The Hannah Collection has grown considerably since 1974, and currently stands at about eleven thousand items. It is one of three major collections in the history of Medicine in Canada, the other two being the Osler Library at McGill, and the Woodward Collection at the University of British Columbia, and is one of the best in North America.
The collection covers all aspects of medicine, and is particularly strong in the areas of obstetrics and gynecology, anatomy, dentistry, psychoanalysis, and Canadian medical history. Other strengths of the collection are popular medicine, pharmacoepias, eighteenth-century British medical works, treatises on the plague, vaccination, and ephemeral publications, such as patent medicine literature.
In selecting materials for the collection, several criteria are used. Age is one of the most important. Traditionally 1850 is used as the demarcation line in the history of medicine (the catalogues of the Wellcome Institute are arranged on this principle). At the Fisher Library 1850 is used as a very rough cut-off date, and while the greater part of the collection predates 1850, there are certainly many books here published after this date (the library's books of psychoanalysis and Canadian medicine are two prominent examples).
Academy of Medicine Collections
In September 1991 the Academy of Medicine placed its rare book collections on indefinite deposit at this library. These collections include the Academy's general collection of early medical works (about three thousand titles), the T.G.H. Drake Collection of pediatric books (an outstanding collection of some twelve hundred items), the Kilgour Collection of Chinese medicine, several manuscript collections, chiefly casebooks and personal papers of Ontario doctors, and other miscellaneous collections. The T.G.H. Drake collection is fully catalogued, and considerable progress has been made in cataloguing the Academy's rare books.
Frederick Banting Papers
Correspondence, research notes and papers, articles, travel journals, drawings, photographs of Frederick Banting relating to the discovery of insulin. The collection also includes memorabilia, prizes and awards. Also deposited here is Banting's library of medical books. The collection was acquired in two lots, in 1957 and l976. Many of the materials have been digitized in the Library's digital collection on The Discovery and Early Development of Insulin which documents the initial period of the discovery and development of insulin, from 1921 to 1925.
Charles Best Papers
The Charles Best papers were acquired in 1983 and supplement the Banting papers.
James B. Collip Papers
Other supplementary material to the discovery of insulin is included in the papers of James Bertram Collip, on deposit here since 1989.

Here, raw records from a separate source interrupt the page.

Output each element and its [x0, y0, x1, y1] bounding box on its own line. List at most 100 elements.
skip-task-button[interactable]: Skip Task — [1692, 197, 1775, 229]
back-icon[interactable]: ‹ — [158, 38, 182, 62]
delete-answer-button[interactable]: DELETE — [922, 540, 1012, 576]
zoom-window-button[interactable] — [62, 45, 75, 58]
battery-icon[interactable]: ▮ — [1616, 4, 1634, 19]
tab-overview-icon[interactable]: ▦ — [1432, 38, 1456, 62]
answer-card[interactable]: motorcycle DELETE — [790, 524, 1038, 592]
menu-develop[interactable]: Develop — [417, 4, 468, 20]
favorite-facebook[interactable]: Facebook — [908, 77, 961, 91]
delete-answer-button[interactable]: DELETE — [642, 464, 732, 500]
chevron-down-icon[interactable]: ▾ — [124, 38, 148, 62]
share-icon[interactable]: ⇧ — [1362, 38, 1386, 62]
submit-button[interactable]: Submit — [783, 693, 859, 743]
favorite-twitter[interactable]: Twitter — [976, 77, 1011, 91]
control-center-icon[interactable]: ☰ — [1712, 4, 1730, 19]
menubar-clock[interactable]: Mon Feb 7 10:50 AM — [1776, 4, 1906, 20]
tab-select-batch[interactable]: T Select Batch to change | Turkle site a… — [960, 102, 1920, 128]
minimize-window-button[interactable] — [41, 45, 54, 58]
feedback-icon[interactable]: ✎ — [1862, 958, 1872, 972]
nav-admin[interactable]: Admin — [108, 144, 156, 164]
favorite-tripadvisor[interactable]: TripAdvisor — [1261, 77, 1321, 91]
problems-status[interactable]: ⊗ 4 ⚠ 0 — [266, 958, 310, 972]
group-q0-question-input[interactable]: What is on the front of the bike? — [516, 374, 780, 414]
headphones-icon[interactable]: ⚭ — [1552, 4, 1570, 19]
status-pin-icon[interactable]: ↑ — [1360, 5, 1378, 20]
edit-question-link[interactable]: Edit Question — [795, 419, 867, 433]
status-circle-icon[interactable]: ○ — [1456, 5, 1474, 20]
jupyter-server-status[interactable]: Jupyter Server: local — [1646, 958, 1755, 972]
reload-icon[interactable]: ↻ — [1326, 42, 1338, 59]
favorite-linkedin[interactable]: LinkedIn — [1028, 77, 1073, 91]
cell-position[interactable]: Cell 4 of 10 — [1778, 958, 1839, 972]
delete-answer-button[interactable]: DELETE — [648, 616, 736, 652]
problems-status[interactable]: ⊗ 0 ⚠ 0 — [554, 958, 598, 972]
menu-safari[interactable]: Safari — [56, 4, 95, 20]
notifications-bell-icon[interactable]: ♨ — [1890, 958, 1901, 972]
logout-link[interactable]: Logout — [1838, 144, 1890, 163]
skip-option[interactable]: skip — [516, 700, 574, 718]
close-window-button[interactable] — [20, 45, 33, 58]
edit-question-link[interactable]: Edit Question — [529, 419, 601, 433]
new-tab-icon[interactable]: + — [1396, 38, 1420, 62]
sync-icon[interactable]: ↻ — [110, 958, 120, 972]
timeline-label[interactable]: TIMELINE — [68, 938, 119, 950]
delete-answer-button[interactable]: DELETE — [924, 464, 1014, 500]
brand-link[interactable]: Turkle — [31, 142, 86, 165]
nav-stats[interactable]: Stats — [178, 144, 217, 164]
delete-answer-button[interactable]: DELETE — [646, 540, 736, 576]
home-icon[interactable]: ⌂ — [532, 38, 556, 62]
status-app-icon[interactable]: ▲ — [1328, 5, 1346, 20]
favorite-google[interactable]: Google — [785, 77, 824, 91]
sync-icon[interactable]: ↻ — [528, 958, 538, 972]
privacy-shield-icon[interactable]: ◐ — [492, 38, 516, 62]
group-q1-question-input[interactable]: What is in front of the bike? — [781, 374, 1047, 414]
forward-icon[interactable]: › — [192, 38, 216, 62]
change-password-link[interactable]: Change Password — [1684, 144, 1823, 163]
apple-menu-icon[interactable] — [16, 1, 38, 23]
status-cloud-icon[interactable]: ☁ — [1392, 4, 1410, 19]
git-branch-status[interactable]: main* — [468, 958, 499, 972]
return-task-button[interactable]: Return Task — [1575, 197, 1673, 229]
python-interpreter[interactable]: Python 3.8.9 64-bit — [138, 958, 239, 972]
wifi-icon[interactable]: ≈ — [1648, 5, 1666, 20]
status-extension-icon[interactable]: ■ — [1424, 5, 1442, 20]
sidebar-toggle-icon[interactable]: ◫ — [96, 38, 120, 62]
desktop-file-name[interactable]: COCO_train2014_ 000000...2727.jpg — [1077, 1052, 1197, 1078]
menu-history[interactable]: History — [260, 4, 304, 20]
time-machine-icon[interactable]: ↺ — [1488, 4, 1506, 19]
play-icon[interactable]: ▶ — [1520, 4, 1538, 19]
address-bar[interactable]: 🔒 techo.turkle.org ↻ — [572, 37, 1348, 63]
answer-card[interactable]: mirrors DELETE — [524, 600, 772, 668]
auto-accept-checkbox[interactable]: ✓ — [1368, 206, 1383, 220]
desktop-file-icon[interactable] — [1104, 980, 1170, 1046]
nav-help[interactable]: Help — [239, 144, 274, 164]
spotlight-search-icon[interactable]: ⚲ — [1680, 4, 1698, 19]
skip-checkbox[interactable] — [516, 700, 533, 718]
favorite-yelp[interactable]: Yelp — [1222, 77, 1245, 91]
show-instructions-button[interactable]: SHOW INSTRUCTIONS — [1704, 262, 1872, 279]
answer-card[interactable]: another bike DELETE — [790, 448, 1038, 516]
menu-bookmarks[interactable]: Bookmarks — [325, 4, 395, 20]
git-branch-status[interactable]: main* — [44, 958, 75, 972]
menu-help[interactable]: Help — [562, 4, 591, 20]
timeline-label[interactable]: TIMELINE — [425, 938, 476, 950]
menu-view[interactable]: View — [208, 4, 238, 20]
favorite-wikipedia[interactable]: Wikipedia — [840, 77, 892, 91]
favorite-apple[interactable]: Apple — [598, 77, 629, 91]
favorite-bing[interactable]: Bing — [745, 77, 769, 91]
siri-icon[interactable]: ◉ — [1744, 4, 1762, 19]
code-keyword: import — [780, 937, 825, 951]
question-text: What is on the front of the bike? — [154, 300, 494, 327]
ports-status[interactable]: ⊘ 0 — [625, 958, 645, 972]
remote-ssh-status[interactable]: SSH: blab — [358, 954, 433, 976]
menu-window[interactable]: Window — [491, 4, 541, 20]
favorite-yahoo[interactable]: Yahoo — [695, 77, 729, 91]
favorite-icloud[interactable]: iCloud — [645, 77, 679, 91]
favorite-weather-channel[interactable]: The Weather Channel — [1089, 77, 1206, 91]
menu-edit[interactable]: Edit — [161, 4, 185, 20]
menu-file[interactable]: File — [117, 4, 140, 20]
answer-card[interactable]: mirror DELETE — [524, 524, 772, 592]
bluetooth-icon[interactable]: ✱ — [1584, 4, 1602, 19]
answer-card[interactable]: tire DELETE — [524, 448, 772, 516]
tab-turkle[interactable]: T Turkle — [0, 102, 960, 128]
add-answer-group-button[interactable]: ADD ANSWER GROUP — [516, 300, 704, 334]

Florence Nightingale Collection
This collection consists of twenty autograph letters written between 1873 and 1879 by Miss Nightingale to her friend and disciple Annie Machin, who had gone to Montreal to establish a nurses' training school at the Montreal General Hospital.
Charles M. Godfrey Collection
A collection of caricatures, cartoons, chiefly medical, by such artists as Alken, Bunbury, the Cruickshanks, Gillray and Rowlandson.
Anatomical Drawings
The Fisher library has several collections of original anatomical drawings executed by artists from Biomedical Communications (formerly Art as Applied to Medicine) at the University of Toronto Mississauga. Many of the drawings have appeared in medical textbooks, including Grant's Atlas. One recent acquisition was the drawings by David Mazierski for a textbook on the anatomy of the dromedary camel.
Ninety-two titles, from the Jason A. Hannah and Academy of Medicine collections and featuring approximately 4500 full page plates and other significant illustrations of human anatomy have been digitized in the Library's digital collection, Anatomia, 1522-1867.